Michael Sabitoni, business manager for the RI Laborers’ District Council, was perhaps a bit misleading when he rhetorically asked RI NPR reporter Ian Donnis, “Why pick on this one — we didn’t even build yet — when I got 50 percent unemployment in the Building Trades?”
Sabitoni was referring to Unite Here Local 217’s efforts to delay the construction of a proposed hotel on Fountain Street. Building a new hotel would provide much needed jobs to the building trades. The proposed hotel is to be paid for and built by The Procaccianti Group (TPG), a company that runs two hotels in downtown Providence: the Renaissance and the Hilton.

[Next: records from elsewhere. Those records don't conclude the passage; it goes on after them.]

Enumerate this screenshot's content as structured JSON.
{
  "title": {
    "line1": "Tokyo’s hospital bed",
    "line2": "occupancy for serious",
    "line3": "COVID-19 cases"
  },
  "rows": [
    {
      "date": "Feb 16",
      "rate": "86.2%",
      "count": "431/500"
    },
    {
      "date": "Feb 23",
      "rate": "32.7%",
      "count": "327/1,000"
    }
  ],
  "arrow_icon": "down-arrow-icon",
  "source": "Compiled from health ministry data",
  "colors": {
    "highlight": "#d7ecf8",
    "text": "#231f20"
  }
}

Unite Here Local 217 has been in a fight with TPG for a union, fair wages and a contract for over three years. These two hotels pay the lowest wages, demand the most work, and treat employees worse than any other hotels in Providence.
In short, TPG’s treatment of labor in Providence has been nothing short of disgraceful, and at times has been monstrous.
Short of a strike, one of the most powerful weapon a union has is a boycott. Unite Here Local 217 has called for a boycott of TPG hotels until such a time as TPG begins to sit down and work out a contract with hotel workers that ensures decent wages, decent working conditions and respect.
Geroge Nee, president of the RI AFL-CIO, knows the power of boycotts. In a story Nee tells often, he famously came to Rhode Island in 1971 to help organize a successful lettuce boycott for the United Farm Workers of America.
Boycotts are difficult to enforce. With a boycott you’re asking all those in support of workers to change their buying habits. Sometimes you’re even asking workers, businesses and supporters to suffer economic privation as they avoid purchasing needed commodities.
Boycotts depend on worker solidarity.
Union busters know that strikes and boycotts can be broken as soon as workers become hungry enough. Tactics include waiting out the workers, or playing one set of workers against another. Few people are going to honor a boycott when their kids can’t be fed and their mortgage can’t be paid.
When Sabitoni said to WPRI‘s Dan McGowan, “We cannot wait any longer. We need jobs and we need them now,” he was basically admitting that for his people, the boycott is over. They were too hungry to wait anymore.
Solidarity, like a chain, is only as strong as it’s weakest link.
[I reached out to Nee and Sabotoni for comment, and haven't heard back from either of them yet, but this post will be updated if they chose to respond.]